Claude processes content blocks sequentially. When a user sends a screenshot and asks “what’s this error?”, you want Claude to see the image before reading the question. This mirrors how a human would process it — look at the image, then read the question about it.
// ✅ Good: image → text
[
{ type: 'image', source: { type: 'url', url: '...' } },
{ type: 'text', text: 'What error is this showing?' }
]
// ⚠️ Works but worse: text → image
[
{ type: 'text', text: 'What error is this showing?' },
{ type: 'image', source: { type: 'url', url: '...' } }
]
Both work. The first one produces better responses because the model has visual context before it encounters the question.
No Download Needed
Discord CDN URLs (cdn.discordapp.com) are publicly accessible without authentication. Claude’s API fetches the image directly from the URL when you use source.type: 'url'. No need to:
- Download the image to your server
- Base64-encode it
- Store it temporarily
- Manage cleanup
Just pass the URL. This is the simplest path and it works because Discord’s CDN doesn’t require auth for attachment URLs.

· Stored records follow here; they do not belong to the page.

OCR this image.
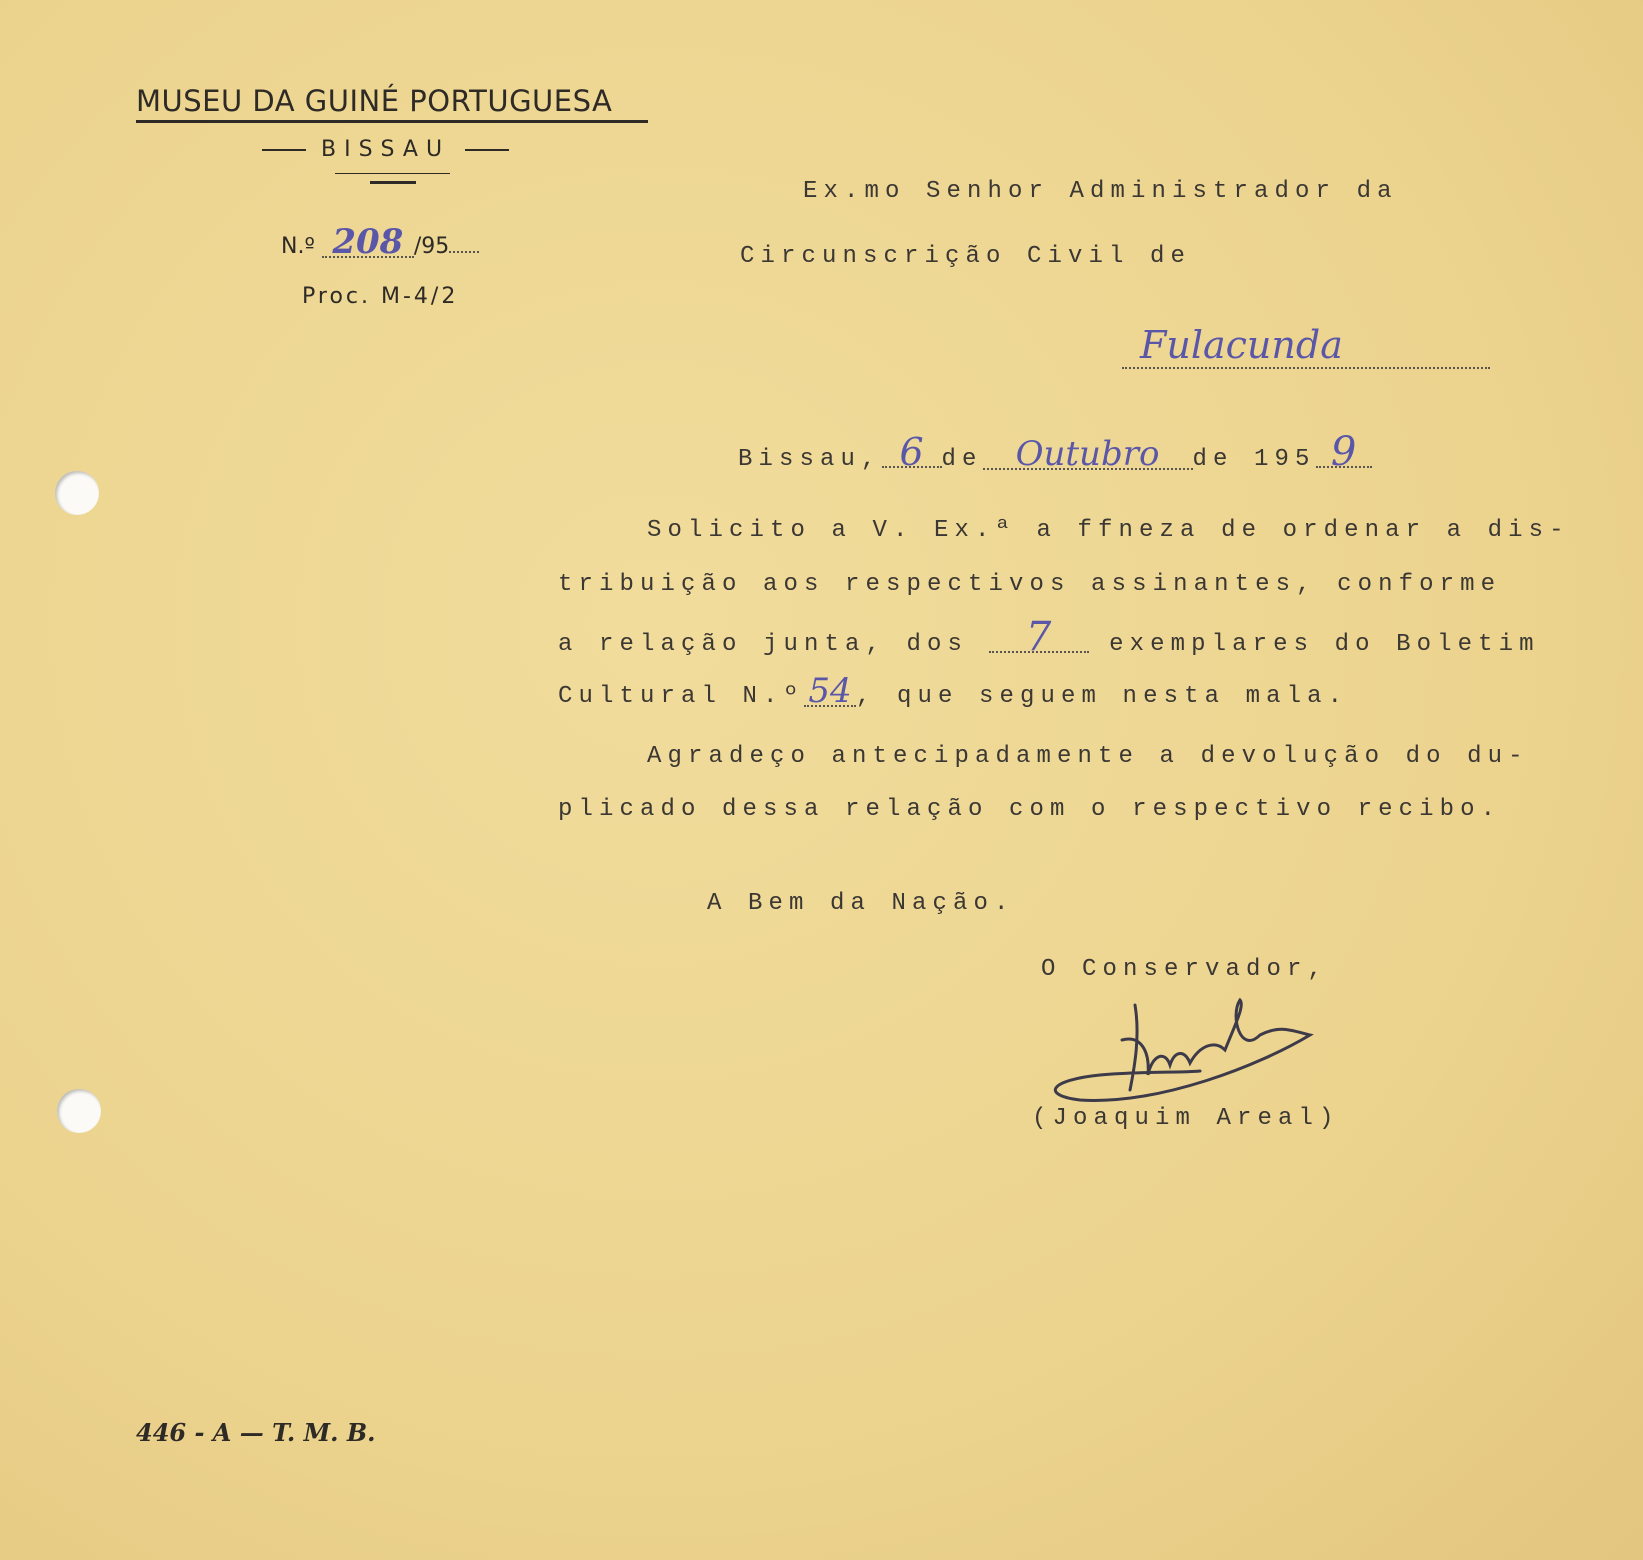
MUSEU DA GUINÉ PORTUGUESA
BISSAU
N.º 208 /95
Proc. M-4/2
Ex.mo Senhor Administrador da
Circunscrição Civil de
Fulacunda
Bissau, 6 de Outubro de 195 9
Solicito a V. Ex.ª a ffneza de ordenar a dis-
tribuição aos respectivos assinantes, conforme
a relação junta, dos 7 exemplares do Boletim
Cultural N.º 54 , que seguem nesta mala.
Agradeço antecipadamente a devolução do du-
plicado dessa relação com o respectivo recibo.
A Bem da Nação.
O Conservador,
(Joaquim Areal)
446 - A — T. M. B.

If you’re in an environment where the image URLs are behind authentication (not Discord, but other platforms), you’d need to download the image, base64-encode it, and use source.type: 'base64' with media_type and data fields instead.
Conversation History
If your agent maintains conversation memory, the mixed content blocks go into history as-is:
// Memory stores whatever content was sent
history.push({
role: 'user',
content: userContent, // string or array of blocks
timestamp: new Date().toISOString(),
});
On the next turn, the API receives the full history including image blocks from previous messages. Claude can reference images from earlier in the conversation — “that screenshot you showed me earlier” works correctly.
Multiple Images
The pattern handles multiple attachments naturally. Each image gets its own content block, all before the text:
// User sends 3 screenshots + "compare these"
[
{ type: 'image', source: { type: 'url', url: 'cdn.../screenshot1.png' } },
{ type: 'image', source: { type: 'url', url: 'cdn.../screenshot2.png' } },
{ type: 'image', source: { type: 'url', url: 'cdn.../screenshot3.png' } },
{ type: 'text', text: 'Compare these three — which layout is better?' }
]
Claude sees all three images and can compare them. The API supports up to 20 images per message.
Key Takeaway
Adding vision to a Discord bot is a content format change, not an architecture change. Extract attachment URLs from the message, filter for images, build content blocks with images before text, pass the array instead of a string. Five lines of block assembly and your bot can see what users send it. The Discord CDN URLs work directly with Claude’s URL-based image source — no download step, no encoding, no temp files.